# Find the rational canonical form of a matrix from its minimal and characteristic polynomials

What is the rational canonical form of $A$? $$A=\begin{bmatrix} 1 & 1 & 0 & 0 \\ 0 & 1 & 0 & 0 \\ 2 & 3 & -1 & 4\\ 1 & 1 & -1 & 3\\ \end{bmatrix}$$

I found that the minimal polynomial $m_A(x)=(x-1)^2$ and the characteristic polynomial $c_A(x)=(x-1)^4$. Therefore the invariant factors can be $$x-1,x-1,(x-1)^2$$ or $$(x-1)^2,(x-1)^2$$ Therefore the rational canonical form may be $$\begin{bmatrix} 1 & 0 & 0 & 0 \\ 0 & 1 & 0 & 0 \\ 0 & 0 & 0 & -1\\ 0 & 0 & 1 & 2\\ \end{bmatrix}$$ or $$\begin{bmatrix} 0 & -1 & 0 & 0 \\ 1 & 2 & 0 & 0 \\ 0 & 0 & 0 & -1\\ 0 & 0 & 1 & 2\\ \end{bmatrix}$$

How do I quickly figure out which one is the correct one?

## 2 Answers

The "first" $2\times 2$ principal block is clearly not an $x-1,x-1$ block as it is not the identity. Nor is the "other" $2\times 2$ principal block since it is not the identity. So we have two $(x-1)^2$ blocks.

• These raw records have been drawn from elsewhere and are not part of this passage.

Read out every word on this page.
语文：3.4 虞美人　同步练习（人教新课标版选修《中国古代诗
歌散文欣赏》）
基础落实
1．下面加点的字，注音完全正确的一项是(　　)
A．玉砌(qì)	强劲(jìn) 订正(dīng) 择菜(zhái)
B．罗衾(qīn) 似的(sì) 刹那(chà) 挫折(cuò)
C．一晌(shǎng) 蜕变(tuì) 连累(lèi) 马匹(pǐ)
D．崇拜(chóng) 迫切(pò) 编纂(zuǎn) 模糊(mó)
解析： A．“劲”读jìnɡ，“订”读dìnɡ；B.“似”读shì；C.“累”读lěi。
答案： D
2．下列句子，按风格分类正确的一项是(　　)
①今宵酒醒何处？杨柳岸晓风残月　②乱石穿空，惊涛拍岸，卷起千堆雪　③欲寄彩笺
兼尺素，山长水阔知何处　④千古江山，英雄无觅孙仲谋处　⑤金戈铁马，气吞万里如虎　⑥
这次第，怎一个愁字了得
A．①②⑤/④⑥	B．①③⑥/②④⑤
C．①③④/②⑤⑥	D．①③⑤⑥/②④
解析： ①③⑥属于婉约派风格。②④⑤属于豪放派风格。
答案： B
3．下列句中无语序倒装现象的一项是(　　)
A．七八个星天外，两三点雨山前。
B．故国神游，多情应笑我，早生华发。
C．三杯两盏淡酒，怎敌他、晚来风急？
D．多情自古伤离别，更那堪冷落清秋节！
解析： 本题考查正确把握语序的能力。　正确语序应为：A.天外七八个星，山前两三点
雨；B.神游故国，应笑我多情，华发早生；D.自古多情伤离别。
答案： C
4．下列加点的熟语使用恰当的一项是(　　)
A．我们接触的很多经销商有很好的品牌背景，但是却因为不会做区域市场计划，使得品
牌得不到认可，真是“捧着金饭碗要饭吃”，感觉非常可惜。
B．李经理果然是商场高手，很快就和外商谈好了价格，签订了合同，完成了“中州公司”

• Why the "first" $2\times 2$ principal block cannot be an $x-1,x-1$ block? – Kenneth.K Apr 16 '17 at 18:08
• Surely the only matrix similar to the identity is the identity? – ancientmathematician Apr 17 '17 at 9:01

If the first matrix is the rational form of $A$, we should have $\dim \ker (A - I) = 3$ (because this is true for the rational form and so it should be true for $A$ as well) while if the second matrix is the rational form of $A$, we should have $\dim \ker(A - I) = 2$. Just check which of those two options holds for $A$ by computing the rank of $A - I$.